The work is part of a larger project entitled ‘New Music Biennial’ organised by the PRSF supporting 20 new commissions to celebrate the arrival of the Commonwealth Games to the UK. During times of austerity, programmes such as this are vital to our economy, as proven last year by a report that said the Arts is worth more than £850m to the UK (read it in full here). Now, my usual juice blogs are normally full of light-hearted revelry…and this one will be no different in some respects! However, I feel so passionately about the following topic that I had to commit fingers to keypad.
Now, being performed simultaneously in the theatre next door, that very same evening, was ‘The Vagina Monologues’, an annual student event run to raise money to end violence against women and girls. In its twelfth year, a fantastic achievement, we discovered that it very nearly didn’t start at all, the University initially saying that the word ‘vagina’ had no place being displayed anywhere in public on campus or in university buildings. My reaction to hearing this was to make me want to run around screaming the word ‘vagina’ relentlessly (hmmm…maybe I can get it into a juice piece?!).
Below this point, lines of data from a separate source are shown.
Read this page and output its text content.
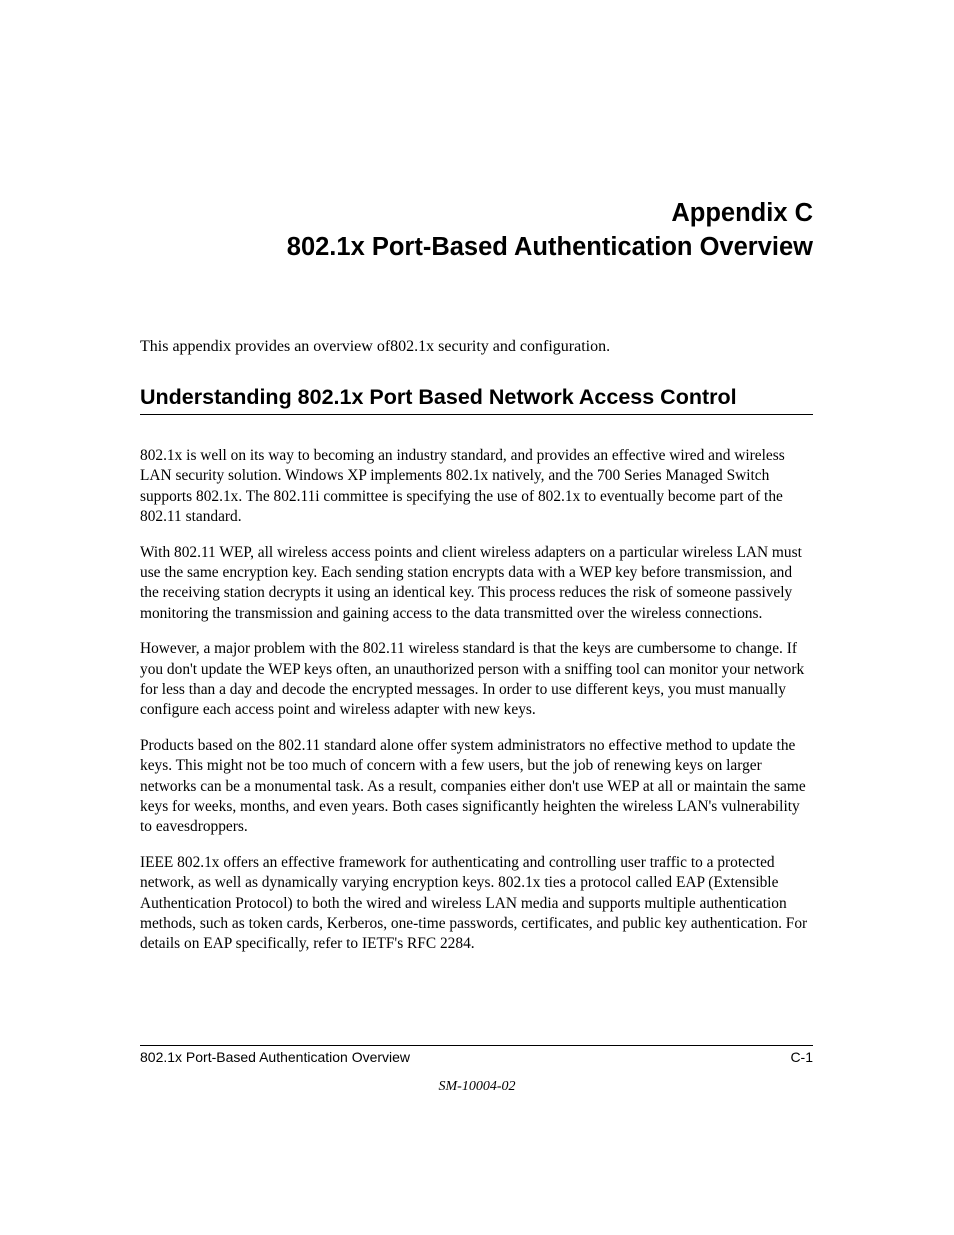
Appendix C
802.1x Port-Based Authentication Overview

This appendix provides an overview of802.1x security and configuration.

Understanding 802.1x Port Based Network Access Control

802.1x is well on its way to becoming an industry standard, and provides an effective wired and wireless LAN security solution. Windows XP implements 802.1x natively, and the 700 Series Managed Switch supports 802.1x. The 802.11i committee is specifying the use of 802.1x to eventually become part of the 802.11 standard.

With 802.11 WEP, all wireless access points and client wireless adapters on a particular wireless LAN must use the same encryption key. Each sending station encrypts data with a WEP key before transmission, and the receiving station decrypts it using an identical key. This process reduces the risk of someone passively monitoring the transmission and gaining access to the data transmitted over the wireless connections.

However, a major problem with the 802.11 wireless standard is that the keys are cumbersome to change. If you don't update the WEP keys often, an unauthorized person with a sniffing tool can monitor your network for less than a day and decode the encrypted messages. In order to use different keys, you must manually configure each access point and wireless adapter with new keys.

Products based on the 802.11 standard alone offer system administrators no effective method to update the keys. This might not be too much of concern with a few users, but the job of renewing keys on larger networks can be a monumental task. As a result, companies either don't use WEP at all or maintain the same keys for weeks, months, and even years. Both cases significantly heighten the wireless LAN's vulnerability to eavesdroppers.

IEEE 802.1x offers an effective framework for authenticating and controlling user traffic to a protected network, as well as dynamically varying encryption keys. 802.1x ties a protocol called EAP (Extensible Authentication Protocol) to both the wired and wireless LAN media and supports multiple authentication methods, such as token cards, Kerberos, one-time passwords, certificates, and public key authentication. For details on EAP specifically, refer to IETF's RFC 2284.

802.1x Port-Based Authentication Overview	C-1
SM-10004-02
Why would any academic institution be so ridiculous? And how brilliant is it that female students fought against that stupid decision and can now go about happily selling ‘chocolate vagina lollipops’?
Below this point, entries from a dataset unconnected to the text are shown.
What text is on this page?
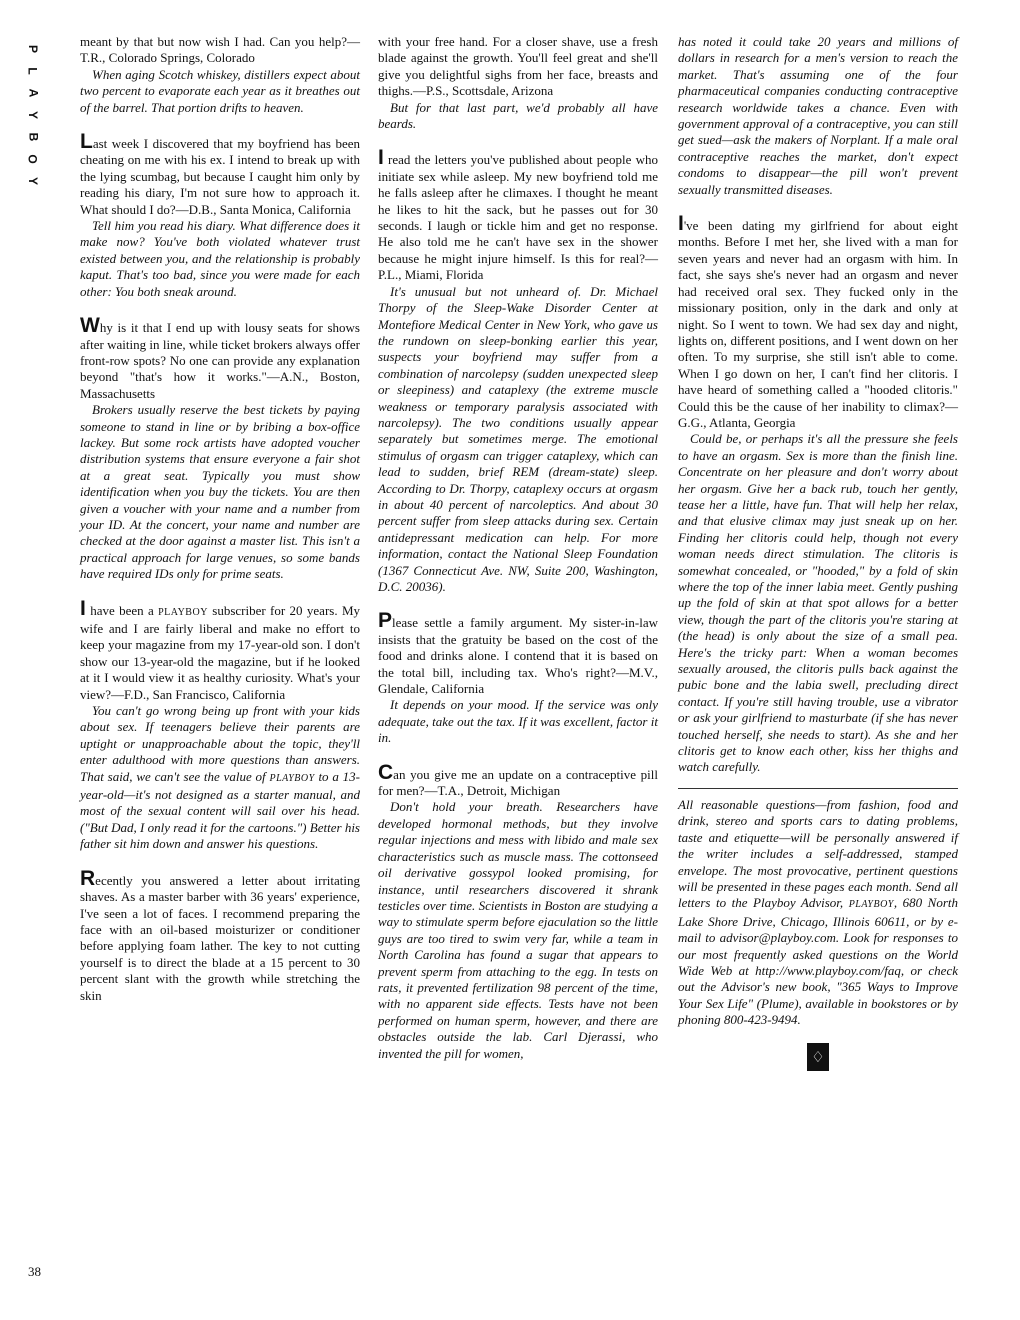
P
L
A
Y
B
O
Y
38

meant by that but now wish I had. Can you help?—T.R., Colorado Springs, Colorado

When aging Scotch whiskey, distillers expect about two percent to evaporate each year as it breathes out of the barrel. That portion drifts to heaven.

Last week I discovered that my boyfriend has been cheating on me with his ex. I intend to break up with the lying scumbag, but because I caught him only by reading his diary, I'm not sure how to approach it. What should I do?—D.B., Santa Monica, California

Tell him you read his diary. What difference does it make now? You've both violated whatever trust existed between you, and the relationship is probably kaput. That's too bad, since you were made for each other: You both sneak around.

Why is it that I end up with lousy seats for shows after waiting in line, while ticket brokers always offer front-row spots? No one can provide any explanation beyond "that's how it works."—A.N., Boston, Massachusetts

Brokers usually reserve the best tickets by paying someone to stand in line or by bribing a box-office lackey. But some rock artists have adopted voucher distribution systems that ensure everyone a fair shot at a great seat. Typically you must show identification when you buy the tickets. You are then given a voucher with your name and a number from your ID. At the concert, your name and number are checked at the door against a master list. This isn't a practical approach for large venues, so some bands have required IDs only for prime seats.

I have been a PLAYBOY subscriber for 20 years. My wife and I are fairly liberal and make no effort to keep your magazine from my 17-year-old son. I don't show our 13-year-old the magazine, but if he looked at it I would view it as healthy curiosity. What's your view?—F.D., San Francisco, California

You can't go wrong being up front with your kids about sex. If teenagers believe their parents are uptight or unapproachable about the topic, they'll enter adulthood with more questions than answers. That said, we can't see the value of PLAYBOY to a 13-year-old—it's not designed as a starter manual, and most of the sexual content will sail over his head. ("But Dad, I only read it for the cartoons.") Better his father sit him down and answer his questions.

Recently you answered a letter about irritating shaves. As a master barber with 36 years' experience, I've seen a lot of faces. I recommend preparing the face with an oil-based moisturizer or conditioner before applying foam lather. The key to not cutting yourself is to direct the blade at a 15 percent to 30 percent slant with the growth while stretching the skin

with your free hand. For a closer shave, use a fresh blade against the growth. You'll feel great and she'll give you delightful sighs from her face, breasts and thighs.—P.S., Scottsdale, Arizona

But for that last part, we'd probably all have beards.

I read the letters you've published about people who initiate sex while asleep. My new boyfriend told me he falls asleep after he climaxes. I thought he meant he likes to hit the sack, but he passes out for 30 seconds. I laugh or tickle him and get no response. He also told me he can't have sex in the shower because he might injure himself. Is this for real?—P.L., Miami, Florida

It's unusual but not unheard of. Dr. Michael Thorpy of the Sleep-Wake Disorder Center at Montefiore Medical Center in New York, who gave us the rundown on sleep-bonking earlier this year, suspects your boyfriend may suffer from a combination of narcolepsy (sudden unexpected sleep or sleepiness) and cataplexy (the extreme muscle weakness or temporary paralysis associated with narcolepsy). The two conditions usually appear separately but sometimes merge. The emotional stimulus of orgasm can trigger cataplexy, which can lead to sudden, brief REM (dream-state) sleep. According to Dr. Thorpy, cataplexy occurs at orgasm in about 40 percent of narcoleptics. And about 30 percent suffer from sleep attacks during sex. Certain antidepressant medication can help. For more information, contact the National Sleep Foundation (1367 Connecticut Ave. NW, Suite 200, Washington, D.C. 20036).

Please settle a family argument. My sister-in-law insists that the gratuity be based on the cost of the food and drinks alone. I contend that it is based on the total bill, including tax. Who's right?—M.V., Glendale, California

It depends on your mood. If the service was only adequate, take out the tax. If it was excellent, factor it in.

Can you give me an update on a contraceptive pill for men?—T.A., Detroit, Michigan

Don't hold your breath. Researchers have developed hormonal methods, but they involve regular injections and mess with libido and male sex characteristics such as muscle mass. The cottonseed oil derivative gossypol looked promising, for instance, until researchers discovered it shrank testicles over time. Scientists in Boston are studying a way to stimulate sperm before ejaculation so the little guys are too tired to swim very far, while a team in North Carolina has found a sugar that appears to prevent sperm from attaching to the egg. In tests on rats, it prevented fertilization 98 percent of the time, with no apparent side effects. Tests have not been performed on human sperm, however, and there are obstacles outside the lab. Carl Djerassi, who invented the pill for women,

has noted it could take 20 years and millions of dollars in research for a men's version to reach the market. That's assuming one of the four pharmaceutical companies conducting contraceptive research worldwide takes a chance. Even with government approval of a contraceptive, you can still get sued—ask the makers of Norplant. If a male oral contraceptive reaches the market, don't expect condoms to disappear—the pill won't prevent sexually transmitted diseases.

I've been dating my girlfriend for about eight months. Before I met her, she lived with a man for seven years and never had an orgasm with him. In fact, she says she's never had an orgasm and never had received oral sex. They fucked only in the missionary position, only in the dark and only at night. So I went to town. We had sex day and night, lights on, different positions, and I went down on her often. To my surprise, she still isn't able to come. When I go down on her, I can't find her clitoris. I have heard of something called a "hooded clitoris." Could this be the cause of her inability to climax?—G.G., Atlanta, Georgia

Could be, or perhaps it's all the pressure she feels to have an orgasm. Sex is more than the finish line. Concentrate on her pleasure and don't worry about her orgasm. Give her a back rub, touch her gently, tease her a little, have fun. That will help her relax, and that elusive climax may just sneak up on her. Finding her clitoris could help, though not every woman needs direct stimulation. The clitoris is somewhat concealed, or "hooded," by a fold of skin where the top of the inner labia meet. Gently pushing up the fold of skin at that spot allows for a better view, though the part of the clitoris you're staring at (the head) is only about the size of a small pea. Here's the tricky part: When a woman becomes sexually aroused, the clitoris pulls back against the pubic bone and the labia swell, precluding direct contact. If you're still having trouble, use a vibrator or ask your girlfriend to masturbate (if she has never touched herself, she needs to start). As she and her clitoris get to know each other, kiss her thighs and watch carefully.

All reasonable questions—from fashion, food and drink, stereo and sports cars to dating problems, taste and etiquette—will be personally answered if the writer includes a self-addressed, stamped envelope. The most provocative, pertinent questions will be presented in these pages each month. Send all letters to the Playboy Advisor, PLAYBOY, 680 North Lake Shore Drive, Chicago, Illinois 60611, or by e-mail to advisor@playboy.com. Look for responses to our most frequently asked questions on the World Wide Web at http://www.playboy.com/faq, or check out the Advisor's new book, "365 Ways to Improve Your Sex Life" (Plume), available in bookstores or by phoning 800-423-9494.

♢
However, what is even more ludicrous is that Lancaster University is shutting its Music Department at the end of this year. The ‘management’ had this to say:
“Lancaster recognises the importance of music as a discipline to draw on within the wider arts, and is investing in the arts while retaining disciplinary expertise in music. While there will not be a single major degree in music, there will still be teaching in the broad area of music available across arts degrees at Lancaster. A wealth of UK and international artists of the highest calibre come to Lancaster every year in public programmes of professional theatre, dance, exhibitions and concerts. This will continue in the future.”
Lancaster is not unusual in making this decision. UEA also shut their utterly brilliant Music Department not that long ago, to outcry from musicians all around the country. However, there are many academic institutions bucking the trend, investing and expanding their departments, a good example being the University of Kent .
I will testify that LICA’s Great Hall is a brilliant venue, the front of house team fantastically well-organised and the sound technicians excellent. The public audience were very appreciative…but where were the students? The support that the university management claim they give to the arts centre, failed to materialize. The fact that they had some of the UK’s foremost young artists presenting classical, jazz and contemporary music in their Great Hall should have been something that they celebrated in their University and involved students in heavily. Where is the joy in not doing so?
Lancaster University needs to help its students develop their appreciation of the beauty in the world around them by enabling them to attend music events which inspire them, regardless of their field of study. As many studies have proven, music improves learning, concentration – in short, it makes you brainier! Our own government has even supported this notion, saying:
“Arts and culture strengthen communities, bringing people together and removing social barriers. Involving young people in the arts increases their academic performance, encourages creativity, and supports talent.”
Now, I see the irony in a government stating its support for subjects that it also undermines with funding cuts but it’s even more ironic that UK University administrators see Music departments as dead weight when in fact investing in them would raise not only the University profile but improve academic results.
I feel proud of our achievements in commissioning a great new piece and forming a lasting partnership with a very different ensemble. It breaks my heart to think that students will no longer be able to pursue a musical career by studying at Lancaster when our studies at the University of York formed such a solid foundation for our own.